Amanda Plummer's First Day As Star Trek: Picard's Vadic Had The Cast On Edge
This post contains spoilers through the seventh episode in season 3 of "Star Trek: Picard."
As of this writing, seven episodes of "Star Trek: Picard" have aired, and we've learned many secrets about the show's primary antagonist, Vadic (Amanda Plummer). Captaining a ship called the Shrike, Vadic has the ability to form weaponized portals in space and uses this technology to redirect enemy fire back at them. The Shrike can also fling entire starships using its overpowered tractor beam, and a lot of dialogue has been devoted to how well-armed it is. Vadic projects a slithery intensity when talking to her potential foes, and sports facial scars and the slicked-forward hairstyle of a proper supervillain. Vadic, however, becomes scared in private when talking to her Changeling commanding officer. Her villainous arrogance is merely a show.
We eventually learn that Vadic is also a Changeling. Following the Dominion War (a central event of "Star Trek: Deep Space Nine") she had been captured by a Federation scientist (also Plummer), who subjected her and several other Changelings (who ordinarily live in a liquid state) to horrible tortures and medical experiments. Vadic eventually revolted, took the form of her torturer, and set about on a quest for revenge.
While the "singular villain who wants revenge" is a too-tired trope of "Star Trek" (the feature films in particular), Plummer has been given the time and the leeway to establish just how scary and threatening Vadic is.
In a recent interview with TV Line, showrunner Terry Matalas pointed out that Plummer's performance was something of a question mark, at least at first. It seems that Plummer was busy shooting another TV series, so she was unavailable for rehearsals. No one knew what kind of performance she was going to give until she was already on set. This left everyone, including her co-stars, uneasy.
Acting to a blank screen
Terry Matalas may have been a little scared, but he was resolute in casting Amanda Plummer. He admitted he has been a fan of hers for many years, stemming from when he saw her in several of her more notable 1990s feature films as well as one of her more famous stage performances. He wrote the role with the actor in mind, and Matalas felt he tailored the part well. The showrunner said:
"I have always had this fascination with Amanda Plummer. I mean, going back to her winning the Tony for 'Agnes of God,' to 'The Fisher King' to 'Pulp Fiction' to 'The Prophecy' ... I just loved her. There were two actors that we wrote for: One was Amanda Plummer.

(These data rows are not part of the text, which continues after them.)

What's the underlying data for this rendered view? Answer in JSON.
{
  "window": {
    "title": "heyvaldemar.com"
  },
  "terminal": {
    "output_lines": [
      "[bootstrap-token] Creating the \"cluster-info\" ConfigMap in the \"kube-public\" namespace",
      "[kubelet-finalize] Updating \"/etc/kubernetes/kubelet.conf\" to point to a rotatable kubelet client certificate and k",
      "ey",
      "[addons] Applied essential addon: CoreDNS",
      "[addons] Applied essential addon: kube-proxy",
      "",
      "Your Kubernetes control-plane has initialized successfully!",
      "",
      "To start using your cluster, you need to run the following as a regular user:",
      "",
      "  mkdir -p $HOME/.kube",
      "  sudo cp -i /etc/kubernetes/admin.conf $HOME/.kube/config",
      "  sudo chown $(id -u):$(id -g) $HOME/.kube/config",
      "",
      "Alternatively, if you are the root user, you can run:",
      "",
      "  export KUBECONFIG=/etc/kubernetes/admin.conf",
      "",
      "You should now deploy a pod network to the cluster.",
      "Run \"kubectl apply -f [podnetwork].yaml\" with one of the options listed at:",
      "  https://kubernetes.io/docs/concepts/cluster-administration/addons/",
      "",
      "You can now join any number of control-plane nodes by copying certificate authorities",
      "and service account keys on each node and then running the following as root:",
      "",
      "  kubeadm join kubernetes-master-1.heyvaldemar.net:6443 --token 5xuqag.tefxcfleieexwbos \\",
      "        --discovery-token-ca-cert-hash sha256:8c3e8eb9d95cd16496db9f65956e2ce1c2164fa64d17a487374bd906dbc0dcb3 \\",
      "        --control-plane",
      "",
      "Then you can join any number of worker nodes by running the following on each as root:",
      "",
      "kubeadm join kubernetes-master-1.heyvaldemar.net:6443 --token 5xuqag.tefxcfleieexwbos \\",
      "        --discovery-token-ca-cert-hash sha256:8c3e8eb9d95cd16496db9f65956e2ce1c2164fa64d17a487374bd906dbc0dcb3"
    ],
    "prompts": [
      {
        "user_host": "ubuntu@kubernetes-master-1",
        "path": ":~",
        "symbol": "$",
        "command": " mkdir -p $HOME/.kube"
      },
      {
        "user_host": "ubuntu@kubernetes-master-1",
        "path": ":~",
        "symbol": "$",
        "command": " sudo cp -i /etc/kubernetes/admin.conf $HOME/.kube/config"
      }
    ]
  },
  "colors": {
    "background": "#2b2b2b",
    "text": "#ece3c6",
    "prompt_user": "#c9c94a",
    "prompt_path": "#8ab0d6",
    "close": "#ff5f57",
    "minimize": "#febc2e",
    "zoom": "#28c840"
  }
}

The other was Todd Stashwick, who plays Shaw, who I've worked with before on '12 Monkeys.' There was never anyone else ever envisioned in those roles besides those two people, and the value of that is you get to write towards their strengths."
But, that didn't mean everything went as smoothly as Matalas would have liked. He pointed out that Plummer was so busy, that her appearance became a last-minute proposition. A lot of "Picard" had to be shot before her actual arrival on set, leaving many actors talking to a blank viewscreen to be filled in later. Luckily, when the time came, Plummer brought the villainy. Matalas said:
"Amanda was shooting another show, 'Ratched,' so she came in after we had already shot the majority of episodes 1 through 5. So we didn't know who was going to appear on the viewscreen. By the first rehearsal, we were all holding our breath, and [when] she gave that performance, people were hugging each other, people were congratulating each other. We were so thrilled to have a classic, larger-than-life 'Star Trek' villain."
Villainy?
"Star Trek," of course, often gets a lot of traction by being more morally nuanced than a "hero/villain" dynamic would allow. There are plenty of scary, cruel, and destructive characters throughout the franchise, but most of them are depicted as fully realized people with motivations and belief sets that stand counter to our own. Villainy is an exciting dramatic tool, but it doesn't have much of a place in the usually staid, diplomatic world of "Star Trek."
Terry Matalas wanted to address this by saying that Vadic did indeed have her motivations, having been filled with justified wrath over being a tortured prisoner of war. In Matalas' words, she "has her own story and reasons to sympathize with her as well. [...] She has very personal reasons, but she also answers to a higher power, let's just say."
Matalas was also comfortable with Vadic's behavior on "Picard," as she links up to the established canon. As a Changeling, Trekkies will be able to understand her motivations better than if she were in it for novel reasons. Fans of "Deep Space Nine" will have many years of backstory to draw on as well as a new mystery to solve: Why did the Changelings come out of hiding, what is their plan, and how deep does the conspiracy run?
Three episodes of "Picard" remain. The answers to these questions are forthcoming.